There are a few good Stadiums to work with in regards to Cinderace V – Power Plant works well, since he’s a Pokemon-V, and Chaotic Swell will keep the opponent on their toes while you benefit from the presence of a Stadium. There’s also Heat Factory <Prism> to benefit from for the time being, until it rotates out, and you can even use Galar Mine to mess around with your opponent while you get around easily! But the bigger question is…why would you do all of this? Not because switching around is bad, but what’s the reason to go through this?
Crimson Legs can OHKO Zacian-V, there’s no doubt about that, but aside from the usual tricks of switching a Pokemon around, there’s not really much to do with Cinderace V. It’s the only one getting the free Retreat, and if you end up playing something like Galar Mine, well whatever gets put in his place isn’t gonna like sticking around, unless it’s another Cinderace V. You do still get to keep the benefits of the Fire Type, mainly Welder, so it can fuel up very quickly. And there’s even a cool VMAX form to look at too – more on that later!
If we’re just looking at Cinderace V and comparing it directly to Ninetales V, the big card that made the list, there’s definitely more of a broad appeal to Ninetales V. Nine-Tailed Shapeshifter works against more decks than Crimson Legs does, so that’s certainly a point in its favor. I do think Field Runner gives Cinderace V a unique advantage that Ninetales V lacks, though, it’s just a matter of figuring out what Stadium works best with such a deck idea, and I think that’s where we run low on options.
Still, I’d encourage trying out Cinderace V especially alongside his VMAX form – he might just surprise the Fire decks that are looking to rise up against the Zacian-V meta!
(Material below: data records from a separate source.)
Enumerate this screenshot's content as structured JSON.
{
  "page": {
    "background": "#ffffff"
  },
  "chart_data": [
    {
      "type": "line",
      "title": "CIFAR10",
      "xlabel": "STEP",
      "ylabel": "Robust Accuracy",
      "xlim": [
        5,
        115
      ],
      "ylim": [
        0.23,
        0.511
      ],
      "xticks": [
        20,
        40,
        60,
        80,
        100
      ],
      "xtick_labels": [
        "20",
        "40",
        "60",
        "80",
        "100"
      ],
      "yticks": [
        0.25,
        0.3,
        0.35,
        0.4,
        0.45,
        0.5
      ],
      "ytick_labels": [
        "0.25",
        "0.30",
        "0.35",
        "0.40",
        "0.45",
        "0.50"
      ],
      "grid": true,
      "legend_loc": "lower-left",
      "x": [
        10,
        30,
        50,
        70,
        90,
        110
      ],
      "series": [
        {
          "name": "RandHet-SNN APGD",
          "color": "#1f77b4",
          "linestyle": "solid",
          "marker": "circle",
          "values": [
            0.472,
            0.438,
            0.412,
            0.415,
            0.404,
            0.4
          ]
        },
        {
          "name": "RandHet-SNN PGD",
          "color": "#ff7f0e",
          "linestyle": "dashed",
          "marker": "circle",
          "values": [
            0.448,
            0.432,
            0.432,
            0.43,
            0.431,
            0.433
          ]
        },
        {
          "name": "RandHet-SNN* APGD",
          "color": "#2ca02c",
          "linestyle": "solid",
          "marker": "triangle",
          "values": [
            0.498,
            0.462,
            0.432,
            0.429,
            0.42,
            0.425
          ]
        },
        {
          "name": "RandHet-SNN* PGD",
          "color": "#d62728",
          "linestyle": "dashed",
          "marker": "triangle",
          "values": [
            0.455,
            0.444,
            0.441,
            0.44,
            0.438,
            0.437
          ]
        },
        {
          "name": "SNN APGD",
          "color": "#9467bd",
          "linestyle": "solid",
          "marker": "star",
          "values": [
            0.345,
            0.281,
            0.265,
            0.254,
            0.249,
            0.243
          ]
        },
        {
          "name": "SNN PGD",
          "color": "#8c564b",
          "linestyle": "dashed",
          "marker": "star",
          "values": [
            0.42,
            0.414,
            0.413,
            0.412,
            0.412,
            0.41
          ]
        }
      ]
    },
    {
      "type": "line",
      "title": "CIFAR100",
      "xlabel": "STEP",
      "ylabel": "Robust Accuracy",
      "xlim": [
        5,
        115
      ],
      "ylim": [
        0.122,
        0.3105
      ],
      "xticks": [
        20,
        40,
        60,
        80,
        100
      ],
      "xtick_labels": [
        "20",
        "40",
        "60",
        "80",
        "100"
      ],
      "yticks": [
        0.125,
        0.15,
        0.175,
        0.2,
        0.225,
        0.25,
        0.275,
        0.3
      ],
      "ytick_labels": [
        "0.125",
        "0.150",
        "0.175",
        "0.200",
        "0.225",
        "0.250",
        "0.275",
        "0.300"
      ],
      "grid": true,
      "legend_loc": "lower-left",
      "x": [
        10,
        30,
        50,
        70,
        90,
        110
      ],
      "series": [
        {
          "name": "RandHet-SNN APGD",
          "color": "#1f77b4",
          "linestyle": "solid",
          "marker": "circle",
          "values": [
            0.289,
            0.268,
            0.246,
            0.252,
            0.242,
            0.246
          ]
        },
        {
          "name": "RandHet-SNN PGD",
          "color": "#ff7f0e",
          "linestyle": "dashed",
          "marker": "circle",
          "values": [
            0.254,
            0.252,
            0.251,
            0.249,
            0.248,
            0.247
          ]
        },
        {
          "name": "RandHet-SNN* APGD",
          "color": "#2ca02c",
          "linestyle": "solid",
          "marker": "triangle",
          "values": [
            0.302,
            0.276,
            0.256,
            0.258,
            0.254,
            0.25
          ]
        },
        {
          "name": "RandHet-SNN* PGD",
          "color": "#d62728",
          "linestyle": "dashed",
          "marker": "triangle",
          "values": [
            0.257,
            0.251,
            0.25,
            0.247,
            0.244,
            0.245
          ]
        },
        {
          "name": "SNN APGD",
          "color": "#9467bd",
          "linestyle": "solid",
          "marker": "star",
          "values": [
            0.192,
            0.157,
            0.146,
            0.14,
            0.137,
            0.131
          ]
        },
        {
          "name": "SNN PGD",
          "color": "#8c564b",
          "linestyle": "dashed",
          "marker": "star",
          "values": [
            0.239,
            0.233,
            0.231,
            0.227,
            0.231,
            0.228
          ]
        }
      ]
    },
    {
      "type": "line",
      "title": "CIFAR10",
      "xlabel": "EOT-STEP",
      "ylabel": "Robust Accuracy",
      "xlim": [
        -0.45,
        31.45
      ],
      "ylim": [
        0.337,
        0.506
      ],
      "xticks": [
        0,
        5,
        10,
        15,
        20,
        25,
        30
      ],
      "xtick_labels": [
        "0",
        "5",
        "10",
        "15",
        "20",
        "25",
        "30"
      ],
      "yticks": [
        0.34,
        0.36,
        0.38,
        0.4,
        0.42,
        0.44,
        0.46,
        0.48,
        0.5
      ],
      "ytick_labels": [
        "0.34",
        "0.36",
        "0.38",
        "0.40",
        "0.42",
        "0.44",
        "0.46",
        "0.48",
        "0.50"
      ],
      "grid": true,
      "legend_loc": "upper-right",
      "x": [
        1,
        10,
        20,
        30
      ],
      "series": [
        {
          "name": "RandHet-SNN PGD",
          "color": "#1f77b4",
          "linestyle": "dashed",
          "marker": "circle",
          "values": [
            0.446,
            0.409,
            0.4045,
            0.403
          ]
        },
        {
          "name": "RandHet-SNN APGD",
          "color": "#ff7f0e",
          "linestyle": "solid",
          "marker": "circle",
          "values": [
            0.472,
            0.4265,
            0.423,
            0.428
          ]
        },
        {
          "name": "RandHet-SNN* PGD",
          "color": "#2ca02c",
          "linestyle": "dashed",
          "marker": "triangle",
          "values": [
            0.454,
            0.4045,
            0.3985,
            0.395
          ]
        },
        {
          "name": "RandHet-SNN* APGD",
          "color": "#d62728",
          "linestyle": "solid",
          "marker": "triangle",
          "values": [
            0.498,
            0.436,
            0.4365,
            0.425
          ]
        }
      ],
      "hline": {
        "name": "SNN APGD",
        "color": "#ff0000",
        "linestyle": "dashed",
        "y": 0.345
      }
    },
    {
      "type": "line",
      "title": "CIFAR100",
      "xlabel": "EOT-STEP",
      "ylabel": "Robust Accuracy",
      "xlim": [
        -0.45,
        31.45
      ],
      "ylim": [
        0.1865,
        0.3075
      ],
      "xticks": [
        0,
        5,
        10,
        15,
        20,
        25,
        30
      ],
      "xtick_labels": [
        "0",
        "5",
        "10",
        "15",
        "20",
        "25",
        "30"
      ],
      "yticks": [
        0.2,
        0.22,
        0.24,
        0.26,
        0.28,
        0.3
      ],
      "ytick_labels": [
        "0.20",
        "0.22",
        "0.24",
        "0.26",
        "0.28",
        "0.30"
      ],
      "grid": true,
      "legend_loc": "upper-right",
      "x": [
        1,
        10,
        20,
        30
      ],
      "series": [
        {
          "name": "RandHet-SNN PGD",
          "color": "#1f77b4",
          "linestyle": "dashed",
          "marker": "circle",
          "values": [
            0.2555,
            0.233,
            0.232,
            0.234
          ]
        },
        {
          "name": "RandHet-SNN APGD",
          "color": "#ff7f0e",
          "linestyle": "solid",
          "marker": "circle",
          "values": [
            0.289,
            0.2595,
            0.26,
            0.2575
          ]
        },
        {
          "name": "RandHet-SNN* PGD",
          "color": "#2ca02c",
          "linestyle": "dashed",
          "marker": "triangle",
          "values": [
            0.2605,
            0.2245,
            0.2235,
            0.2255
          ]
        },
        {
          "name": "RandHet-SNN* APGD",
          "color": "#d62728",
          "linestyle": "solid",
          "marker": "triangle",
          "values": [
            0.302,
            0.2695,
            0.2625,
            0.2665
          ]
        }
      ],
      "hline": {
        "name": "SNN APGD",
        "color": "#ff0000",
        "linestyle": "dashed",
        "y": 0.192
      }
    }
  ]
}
Standard: 3.5/5 (I’d argue a strong contender for Fire deck of the format)
Expanded: 3/5 (primarily because of the free Retreat alongside the VMAX)
Limited: 5/5 (but understandably, I know why it falls short…)
Arora Notealus: While Cinderace V is strong enough technically to take out Zacian-V on its own, without need of copying an attack, it does have to do more against all the other decks in the format. And between that and Nine-Tailed Shapeshifter, it’s hard to argue in favor of a vanilla move. Still, he has a lot of the same benefits that Ninetales-V currently has, being Fire and all, so we’ll have to see where that all ends up.